La reversibilità degli interventi è un elemento fondamentale per la tutela del paesaggio e la sua trasmissione alle generazioni future. Questo è ormai un dato di fatto assodato e acquisito da parte delle amministrazioni più sensibili.
Rimella, da questo punto di vista è stata particolarmente lungimirante, perché è molto ben conservata, come scrivevo sopra e spero che continui ad esserlo a lungo, o piuttosto per sempre… In effetti, se si desidera investire su un turismo di nicchia, consapevole, di qualità, è opportuno considerare e capire il punto di vista di chi viene “da fuori” e sceglie un posto speciale che va tutelato senza museificarlo.
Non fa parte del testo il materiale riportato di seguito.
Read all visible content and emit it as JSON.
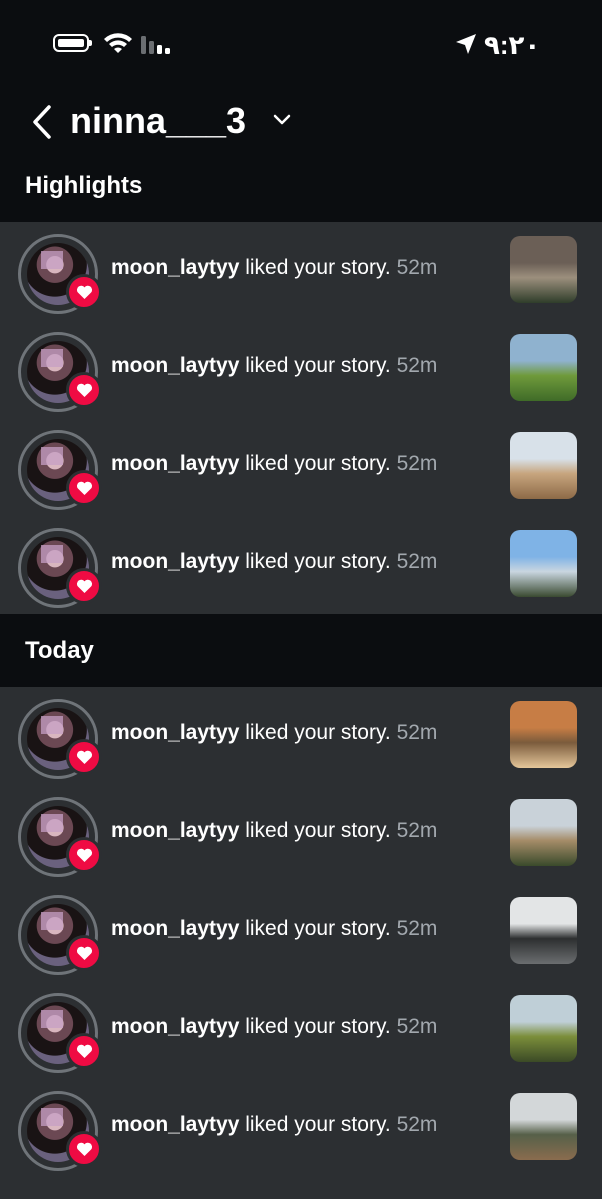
{
  "status_bar": {
    "time": "٩:٢٠",
    "icons": [
      "battery-icon",
      "wifi-icon",
      "signal-icon",
      "location-arrow-icon"
    ]
  },
  "header": {
    "account_name": "ninna___3",
    "icons": [
      "back-arrow-icon",
      "chevron-down-icon"
    ]
  },
  "sections": {
    "highlights_title": "Highlights",
    "today_title": "Today"
  },
  "highlights": [
    {
      "username": "moon_laytyy",
      "message": " liked your story. ",
      "time": "52m",
      "thumb_colors": [
        "#6b5f56",
        "#2f3d2a",
        "#9c8f7d"
      ]
    },
    {
      "username": "moon_laytyy",
      "message": " liked your story. ",
      "time": "52m",
      "thumb_colors": [
        "#8fb2cf",
        "#3f6b28",
        "#6f9a3b"
      ]
    },
    {
      "username": "moon_laytyy",
      "message": " liked your story. ",
      "time": "52m",
      "thumb_colors": [
        "#d8e1e9",
        "#8d6a47",
        "#c7a57e"
      ]
    },
    {
      "username": "moon_laytyy",
      "message": " liked your story. ",
      "time": "52m",
      "thumb_colors": [
        "#7fb3e6",
        "#3a4a30",
        "#c9d6e0"
      ]
    }
  ],
  "today": [
    {
      "username": "moon_laytyy",
      "message": " liked your story. ",
      "time": "52m",
      "thumb_colors": [
        "#c77d45",
        "#e4c69a",
        "#7b5b3c"
      ]
    },
    {
      "username": "moon_laytyy",
      "message": " liked your story. ",
      "time": "52m",
      "thumb_colors": [
        "#c9d2d9",
        "#3a4a2b",
        "#a58c68"
      ]
    },
    {
      "username": "moon_laytyy",
      "message": " liked your story. ",
      "time": "52m",
      "thumb_colors": [
        "#e3e5e6",
        "#6b6e70",
        "#2d2f30"
      ]
    },
    {
      "username": "moon_laytyy",
      "message": " liked your story. ",
      "time": "52m",
      "thumb_colors": [
        "#bfcfd7",
        "#3b4a26",
        "#7b8e3a"
      ]
    },
    {
      "username": "moon_laytyy",
      "message": " liked your story. ",
      "time": "52m",
      "thumb_colors": [
        "#d3d7d9",
        "#8a6c4e",
        "#566049"
      ]
    }
  ],
  "colors": {
    "background": "#0b0d10",
    "list_background": "#2c2f32",
    "heart": "#ef0b43",
    "time_text": "#a2a8ae"
  }
}
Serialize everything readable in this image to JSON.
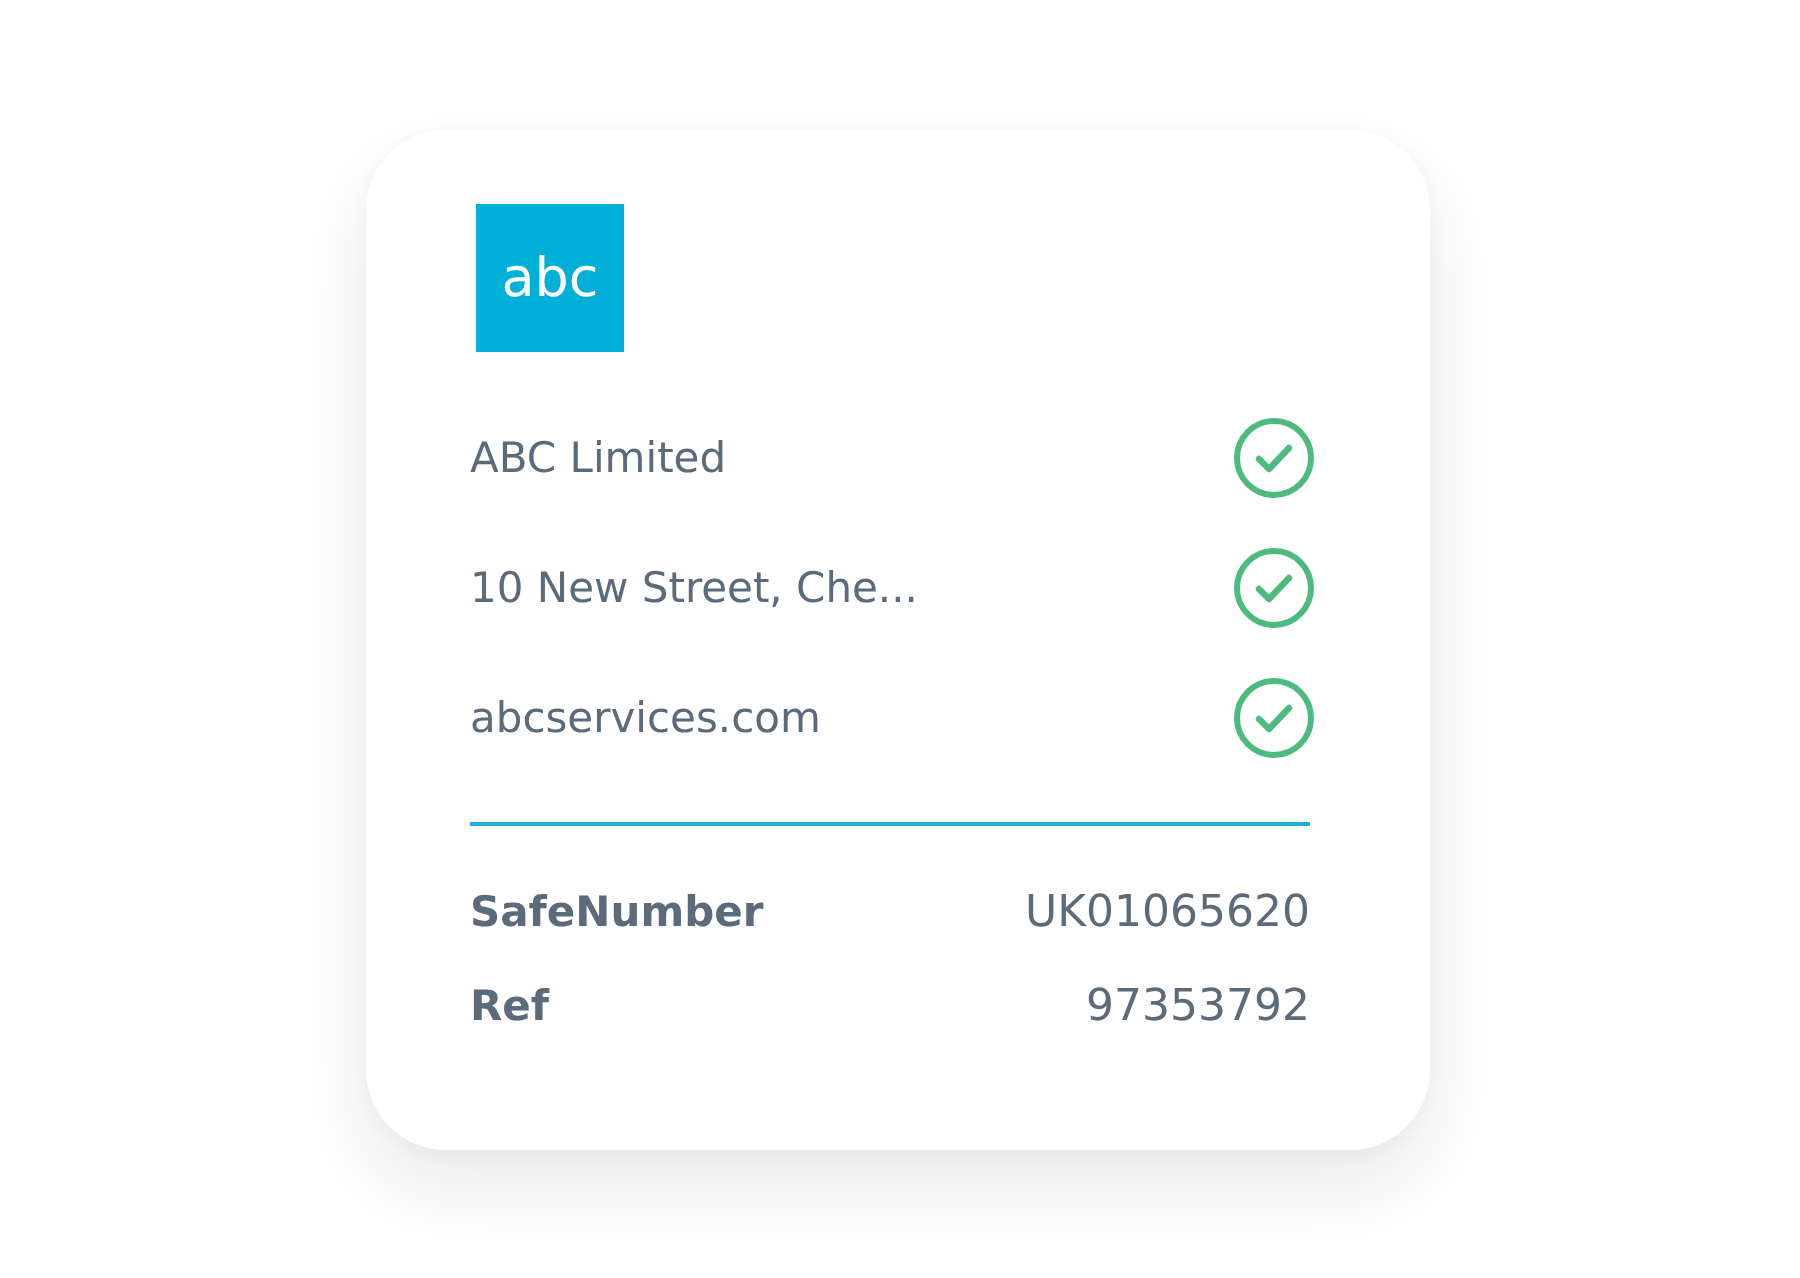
{
  "logo": {
    "text": "abc"
  },
  "details": [
    {
      "text": "ABC Limited",
      "verified": true
    },
    {
      "text": "10 New Street, Che...",
      "verified": true
    },
    {
      "text": "abcservices.com",
      "verified": true
    }
  ],
  "identifiers": [
    {
      "label": "SafeNumber",
      "value": "UK01065620"
    },
    {
      "label": "Ref",
      "value": "97353792"
    }
  ]
}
La museificazione del territorio è in effetti un pericolo da evitare, perché porta allo spopolamento e alla falsificazione, o alla mitizzazione di un passato più o meno remoto che rischia di diventare sterile per i piccoli paesi di montagna.
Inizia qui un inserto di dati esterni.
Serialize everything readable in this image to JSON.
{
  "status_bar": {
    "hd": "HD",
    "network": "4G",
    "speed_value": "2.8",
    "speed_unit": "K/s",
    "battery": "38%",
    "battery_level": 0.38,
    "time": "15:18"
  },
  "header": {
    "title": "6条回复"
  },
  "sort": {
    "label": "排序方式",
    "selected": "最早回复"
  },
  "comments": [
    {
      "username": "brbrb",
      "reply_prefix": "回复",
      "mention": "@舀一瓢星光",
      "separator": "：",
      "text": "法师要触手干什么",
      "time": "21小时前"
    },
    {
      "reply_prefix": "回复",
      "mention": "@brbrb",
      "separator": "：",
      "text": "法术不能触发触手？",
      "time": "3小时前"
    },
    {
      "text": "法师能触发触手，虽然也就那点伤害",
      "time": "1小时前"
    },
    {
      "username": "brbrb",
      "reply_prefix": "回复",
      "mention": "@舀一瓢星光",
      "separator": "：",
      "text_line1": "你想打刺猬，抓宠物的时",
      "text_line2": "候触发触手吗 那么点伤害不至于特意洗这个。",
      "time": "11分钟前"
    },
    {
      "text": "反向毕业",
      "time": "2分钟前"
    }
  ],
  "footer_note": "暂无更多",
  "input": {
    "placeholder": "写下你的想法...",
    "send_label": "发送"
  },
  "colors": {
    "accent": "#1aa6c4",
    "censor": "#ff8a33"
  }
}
Una caratteristica che emerge nel trascorrere il tempo a Rimella è la sua autenticità e questo è un fattore importantissimo da mantenere. Le case, il territorio sono stati conservati, ma senza congelare abitudini e modi di vita. Per cause diverse, nonostante lo spopolamento che ha riguardato questo Comune, come gli altri montani in tutto il Piemonte, la vita delle persone sembra comunque essere ancora basata su relazioni forti fra gli abitanti.
Per quanto il mio sia solo uno sguardo esterno, mi è parso però di cogliere una rete di relazioni umane notevoli, come attestano la presenza di ragazzi molto affezionati al luogo, ben disposti a socializzare, a fare musica insieme (in particolare grazie alle fisarmoniche e al canto) e di anziani che chiacchierano fra di loro, giocano a carte con regolarità nel loro punto di ritrovo abituale.
Nella frazione centrale di Rimella, Chiesa, la presenza di un bar-ristorante-albergo storico ha da questo punto di vista una grande importanza, anche grazie alla gentilezza e alla generosità fuori dal comune delle proprietarie. Ma anche nella frazione di San Gottardo ben due punti di ritrovo pubblici, garantiscono altrettanti posti di scambio e relazione.
La connessione internet in questi luoghi è uno strumento importante per evitare l’isolamento, così come la possibilità di lavorare da remoto data ormai a molti lavoratori che possono salire dal fondovalle e dalle città più facilmente dopo la pandemia.
D’altra parte, chi decide di vivere quotidianamente in un ambiente particolare, esposto alla difficoltà di comunicazione (in realtà i mezzi pubblici assicurano quattro corse al giorno, situazione che permette una buona raggiungibilità anche a chi non ha la macchina), alla necessità in molti casi di uscire dal Comune per recarsi al lavoro, agli elementi naturali(in particolare a nevicate copiose), ha anche gli “anticorpi” necessari ad affrontare situazioni complesse.
Occuparsi di drammaturgia montana significa riflettere anche su questioni e problematiche scomode, ma delle quali è meglio parlare, per poter assicurare a posti unici per la loro bellezza e per la determinazione di chi li abita un futuro stabile di presenza.